Dapagliflozin reduces risk for hospitalization in patients with CKD with or without diabetes

Dapagliflozin, a sodium-glucose cotransporter-2 (SGLT2) inhibitor, reduced the risk for hospitalization for any cause in patients with chronic kidney disease (CKD) with and without type 2 diabetes. The findings suggest that dapagliflozin should be considered in such patients. The study is published in Annals of Internal Medicine.

Patients with CKD are often hospitalized, contributing to lower quality of life and higher health care costs. Prior studies have shown that SGLT2 inhibitors can reduce cardiovascular events and slow progression to kidney damage in patients with or without diabetes. The effect of these drugs on hospitalizations in patients with CKD is less clear.

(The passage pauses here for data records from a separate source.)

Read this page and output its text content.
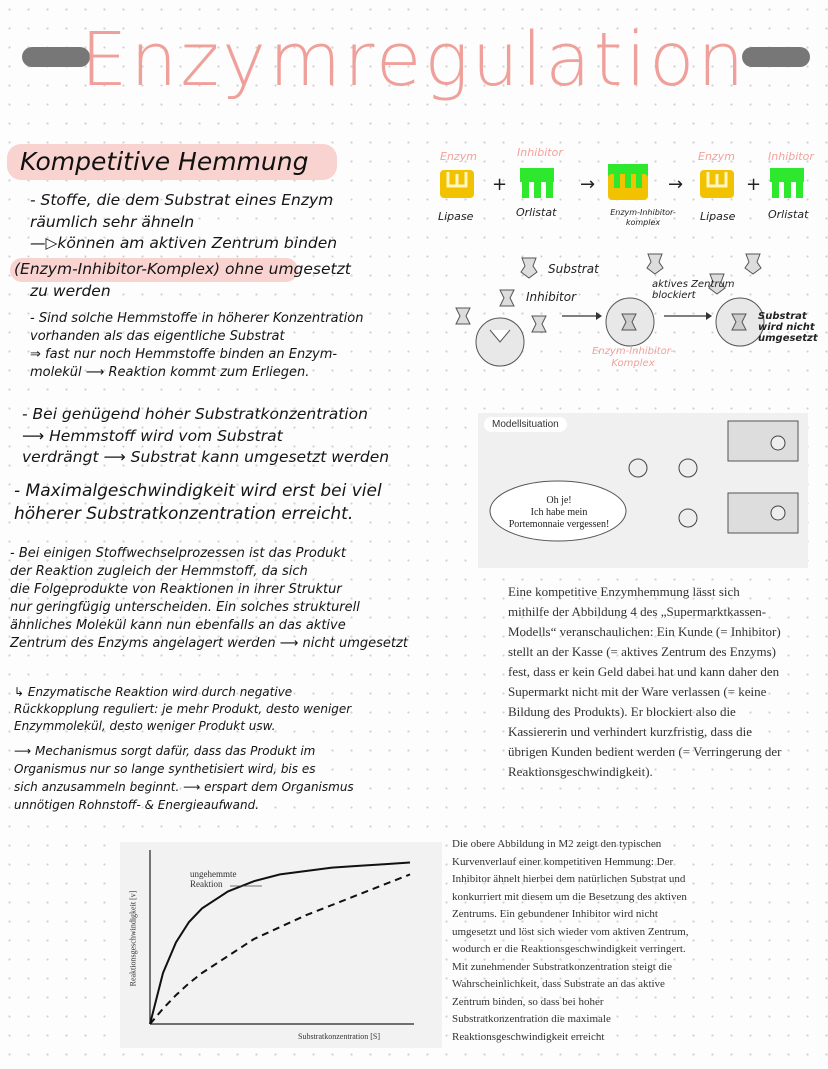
Enzymregulation
Kompetitive Hemmung
- Stoffe, die dem Substrat eines Enzym
räumlich sehr ähneln
—▷können am aktiven Zentrum binden
(Enzym-Inhibitor-Komplex) ohne umgesetzt
zu werden
- Sind solche Hemmstoffe in höherer Konzentration
vorhanden als das eigentliche Substrat
⇒ fast nur noch Hemmstoffe binden an Enzym-
molekül ⟶ Reaktion kommt zum Erliegen.
- Bei genügend hoher Substratkonzentration
⟶ Hemmstoff wird vom Substrat
verdrängt ⟶ Substrat kann umgesetzt werden
- Maximalgeschwindigkeit wird erst bei viel
höherer Substratkonzentration erreicht.
- Bei einigen Stoffwechselprozessen ist das Produkt
der Reaktion zugleich der Hemmstoff, da sich
die Folgeprodukte von Reaktionen in ihrer Struktur
nur geringfügig unterscheiden. Ein solches strukturell
ähnliches Molekül kann nun ebenfalls an das aktive
Zentrum des Enzyms angelagert werden ⟶ nicht umgesetzt
↳ Enzymatische Reaktion wird durch negative
Rückkopplung reguliert: je mehr Produkt, desto weniger
Enzymmolekül, desto weniger Produkt usw.
⟶ Mechanismus sorgt dafür, dass das Produkt im
Organismus nur so lange synthetisiert wird, bis es
sich anzusammeln beginnt. ⟶ erspart dem Organismus
unnötigen Rohnstoff- & Energieaufwand.
Enzym	Inhibitor	Enzym	Inhibitor
+	→	→	+
Lipase	Orlistat	Enzym-Inhibitor-
komplex	Lipase	Orlistat
Substrat
Inhibitor
aktives Zentrum
blockiert
Enzym-Inhibitor-
Komplex
Substrat
wird nicht
umgesetzt
Modellsituation
Oh je!
Ich habe mein
Portemonnaie vergessen!
Eine kompetitive Enzymhemmung lässt sich mithilfe der Abbildung 4 des „Supermarktkassen-Modells“ veranschaulichen: Ein Kunde (= Inhibitor) stellt an der Kasse (= aktives Zentrum des Enzyms) fest, dass er kein Geld dabei hat und kann daher den Supermarkt nicht mit der Ware verlassen (= keine Bildung des Produkts). Er blockiert also die Kassiererin und verhindert kurzfristig, dass die übrigen Kunden bedient werden (= Verringerung der Reaktionsgeschwindigkeit).
ungehemmte
Reaktion
Substratkonzentration [S]
Reaktionsgeschwindigkeit [v]
Die obere Abbildung in M2 zeigt den typischen Kurvenverlauf einer kompetitiven Hemmung: Der Inhibitor ähnelt hierbei dem natürlichen Substrat und konkurriert mit diesem um die Besetzung des aktiven Zentrums. Ein gebundener Inhibitor wird nicht umgesetzt und löst sich wieder vom aktiven Zentrum, wodurch er die Reaktionsgeschwindigkeit verringert. Mit zunehmender Substratkonzentration steigt die Wahrscheinlichkeit, dass Substrate an das aktive Zentrum binden, so dass bei hoher Substratkonzentration die maximale Reaktionsgeschwindigkeit erreicht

Researchers from University of Groningen, Groningen, the Netherlands conducted a post hoc analysis of the DAPA-CKD trial which was a randomized, double-blind trial of dapagliflozin versus placebo to determine the effects of dapagliflozin on first hospitalizations and all hospitalizations among patients with CKD. The study included 4,304 adults with CKD with and without type 2 diabetes from 386 outpatient facilities in 21 countries. After an average follow-up of about 2 years, the researchers found that dapagliflozin reduced the risk for hospitalization and increased the number of days alive and out of the hospital for patients with CKD with or without diabetes.

According to the authors, these findings highlight additional benefits of dapagliflozin beyond those seen for cardiovascular and kidney events, all-cause and cause-specific mortality, eGFR slope, and albuminuria.